Remember the way we looked at the three technique position last year? I wrote this piece in February 2013 titled ‘The Bill Walsh defensive tackle’.
It contains notes from Matt Waldman detailing what Walsh looked for when drafting players.
We know Pete Carroll’s links to Walsh and there’s some crossover between the two styles of coaching. This line quoted in the piece has stayed with me, referring to what he wanted in a DT:
The best defensive tackles move the offensive guard back into the quarterback. (emphasis mine) They won’t have nearly as many sacks as others, but if they can move the guard back into the quarterback, then the quarterback has to avoid his own lineman as if he were a pass rusher before he throws the ball.
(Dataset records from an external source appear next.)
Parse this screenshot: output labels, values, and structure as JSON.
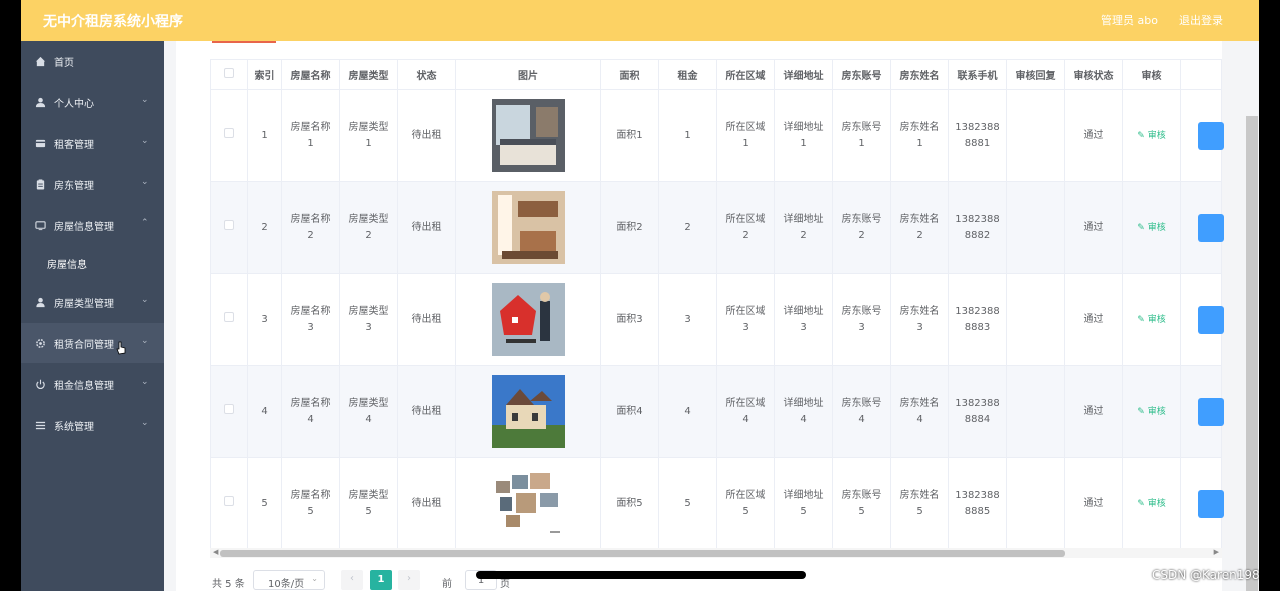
{
  "header": {
    "title": "无中介租房系统小程序",
    "admin": "管理员 abo",
    "logout": "退出登录"
  },
  "sidebar": {
    "items": [
      {
        "label": "首页",
        "icon": "home-icon",
        "chevron": ""
      },
      {
        "label": "个人中心",
        "icon": "user-icon",
        "chevron": "⌄"
      },
      {
        "label": "租客管理",
        "icon": "card-icon",
        "chevron": "⌄"
      },
      {
        "label": "房东管理",
        "icon": "clipboard-icon",
        "chevron": "⌄"
      },
      {
        "label": "房屋信息管理",
        "icon": "monitor-icon",
        "chevron": "⌃"
      },
      {
        "label": "房屋信息",
        "icon": "",
        "chevron": ""
      },
      {
        "label": "房屋类型管理",
        "icon": "person-icon",
        "chevron": "⌄"
      },
      {
        "label": "租赁合同管理",
        "icon": "gear-icon",
        "chevron": "⌄"
      },
      {
        "label": "租金信息管理",
        "icon": "power-icon",
        "chevron": "⌄"
      },
      {
        "label": "系统管理",
        "icon": "menu-icon",
        "chevron": "⌄"
      }
    ]
  },
  "table": {
    "headers": [
      "",
      "索引",
      "房屋名称",
      "房屋类型",
      "状态",
      "图片",
      "面积",
      "租金",
      "所在区域",
      "详细地址",
      "房东账号",
      "房东姓名",
      "联系手机",
      "审核回复",
      "审核状态",
      "审核",
      ""
    ],
    "rows": [
      {
        "index": "1",
        "name": [
          "房屋名称",
          "1"
        ],
        "type": [
          "房屋类型",
          "1"
        ],
        "status": "待出租",
        "area": "面积1",
        "rent": "1",
        "region": [
          "所在区域",
          "1"
        ],
        "address": [
          "详细地址",
          "1"
        ],
        "account": [
          "房东账号",
          "1"
        ],
        "owner": [
          "房东姓名",
          "1"
        ],
        "phone": [
          "1382388",
          "8881"
        ],
        "reply": "",
        "audit_status": "通过",
        "audit": "审核"
      },
      {
        "index": "2",
        "name": [
          "房屋名称",
          "2"
        ],
        "type": [
          "房屋类型",
          "2"
        ],
        "status": "待出租",
        "area": "面积2",
        "rent": "2",
        "region": [
          "所在区域",
          "2"
        ],
        "address": [
          "详细地址",
          "2"
        ],
        "account": [
          "房东账号",
          "2"
        ],
        "owner": [
          "房东姓名",
          "2"
        ],
        "phone": [
          "1382388",
          "8882"
        ],
        "reply": "",
        "audit_status": "通过",
        "audit": "审核"
      },
      {
        "index": "3",
        "name": [
          "房屋名称",
          "3"
        ],
        "type": [
          "房屋类型",
          "3"
        ],
        "status": "待出租",
        "area": "面积3",
        "rent": "3",
        "region": [
          "所在区域",
          "3"
        ],
        "address": [
          "详细地址",
          "3"
        ],
        "account": [
          "房东账号",
          "3"
        ],
        "owner": [
          "房东姓名",
          "3"
        ],
        "phone": [
          "1382388",
          "8883"
        ],
        "reply": "",
        "audit_status": "通过",
        "audit": "审核"
      },
      {
        "index": "4",
        "name": [
          "房屋名称",
          "4"
        ],
        "type": [
          "房屋类型",
          "4"
        ],
        "status": "待出租",
        "area": "面积4",
        "rent": "4",
        "region": [
          "所在区域",
          "4"
        ],
        "address": [
          "详细地址",
          "4"
        ],
        "account": [
          "房东账号",
          "4"
        ],
        "owner": [
          "房东姓名",
          "4"
        ],
        "phone": [
          "1382388",
          "8884"
        ],
        "reply": "",
        "audit_status": "通过",
        "audit": "审核"
      },
      {
        "index": "5",
        "name": [
          "房屋名称",
          "5"
        ],
        "type": [
          "房屋类型",
          "5"
        ],
        "status": "待出租",
        "area": "面积5",
        "rent": "5",
        "region": [
          "所在区域",
          "5"
        ],
        "address": [
          "详细地址",
          "5"
        ],
        "account": [
          "房东账号",
          "5"
        ],
        "owner": [
          "房东姓名",
          "5"
        ],
        "phone": [
          "1382388",
          "8885"
        ],
        "reply": "",
        "audit_status": "通过",
        "audit": "审核"
      }
    ]
  },
  "pagination": {
    "total": "共 5 条",
    "page_size": "10条/页",
    "current": "1",
    "goto_label": "前往",
    "goto_value": "1",
    "page_word": "页"
  },
  "watermark": "CSDN @Karen198",
  "colors": {
    "header": "#fcd264",
    "sidebar": "#3f4b5d",
    "accent": "#27b3a0",
    "audit": "#2fbd8b",
    "button": "#409eff"
  }
}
So this is a key ability.
This is Donald.
Even when he’s not getting on the stat sheet, he’s going to make life easy for the edge rushers. He’ll get the quarterback on the move, trying to make reads on the hop.
He uses his hands well, makes the most of his leverage advantage, has a strong lower base that generates plenty of power, his first step quickness is right up there and he’s capable of slipping blockers with a quick swim move.
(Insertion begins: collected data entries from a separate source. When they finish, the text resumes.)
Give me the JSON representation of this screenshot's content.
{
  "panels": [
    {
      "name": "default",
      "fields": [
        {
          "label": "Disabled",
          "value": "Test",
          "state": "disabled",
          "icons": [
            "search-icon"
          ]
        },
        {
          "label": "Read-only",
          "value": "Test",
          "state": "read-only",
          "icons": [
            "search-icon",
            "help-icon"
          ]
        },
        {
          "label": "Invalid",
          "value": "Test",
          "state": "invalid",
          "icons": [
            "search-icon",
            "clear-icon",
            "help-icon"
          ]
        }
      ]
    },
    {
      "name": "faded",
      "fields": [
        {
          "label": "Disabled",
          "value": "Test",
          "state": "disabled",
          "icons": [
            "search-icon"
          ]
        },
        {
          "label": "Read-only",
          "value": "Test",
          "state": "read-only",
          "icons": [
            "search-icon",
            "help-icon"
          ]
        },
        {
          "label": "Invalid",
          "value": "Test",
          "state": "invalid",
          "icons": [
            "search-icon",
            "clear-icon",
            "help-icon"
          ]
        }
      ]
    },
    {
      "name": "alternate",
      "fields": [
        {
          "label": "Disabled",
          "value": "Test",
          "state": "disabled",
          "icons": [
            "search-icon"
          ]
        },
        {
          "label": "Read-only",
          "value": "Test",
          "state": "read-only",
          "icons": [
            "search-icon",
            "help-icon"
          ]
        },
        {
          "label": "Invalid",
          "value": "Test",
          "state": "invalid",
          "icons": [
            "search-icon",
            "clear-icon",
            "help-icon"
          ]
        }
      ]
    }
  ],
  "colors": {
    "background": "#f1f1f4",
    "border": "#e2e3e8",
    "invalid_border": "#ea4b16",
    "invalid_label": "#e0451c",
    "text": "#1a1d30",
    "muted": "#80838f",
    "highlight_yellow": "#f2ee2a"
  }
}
Every time an undersized pass rusher like this comes onto the scene he gets compared to Geno Atkins.
Perhaps for the first time, that comparison may be legit.
Donald may never ever get anywhere near that kind of impact. There’s a reason Atkins is a bit of a freak of nature.
But if there’s one player capable of getting into the league and actually making it happen at this size, Donald is your guy.
One more time — I’m not sure how I got it so wrong before.
A good team should consider him late in the first.
A team with some edge rushers to compliment his ability to collapse the pocket.
A team that can rotate their defensive linemen and limit some of the issues he’ll have against the run.
In many ways Seattle would perfect for him. I think we should put him on the radar — especially if they lose Clinton McDonald to free agency. McDonald’s impact this year is really underrated — he had 5.5 sacks and it’d be an upset if other teams weren’t willing to reward him for that.
In fact I’d put money on him ending up in Jacksonville.
Spending a first rounder to replace McDonald might be overkill — but I do think it’ll be an option. You could argue Jordan Hill may be tagged for that role — and nobody should write him off after one year.
But if Donald’s there in the late first, you have to consider it.
One of Seattle’s biggest off-season priorities has to be getting a big bodied receiver for Russell Wilson to compliment the current group.
If Kelvin Benjamin or Brandon Coleman are there at #31/32 they have to be in play. It’s the one area Seattle can really take a tangible step forward, particularly with the way they’re structuring the offense.
They want to run the ball and hit big plays downfield off play action. Not having a starting receiver over 6-0/6-1 is conducive to that.
A bigger red zone threat would also be nice, especially considering the struggles they’ve had recently inside the 20.
Benjamin and Coleman aren’t just big — both have limitless potential. They’re also far from the finished article and need time. I’ll take a chance on either in the late first.
If they’re both gone, then you look down the list at other needs. And maintaining the depth and quality of the defensive line has to be up there.
Remember — McDonald isn’t the only free agent in waiting. Tony McDaniel and Michael Bennett are also set to hit the market.
Donald is a really exciting player to watch. He could go in the top-25. His size could also see him last into the second round.
Either way — I wouldn’t bet against him having a lot of success in the NFL.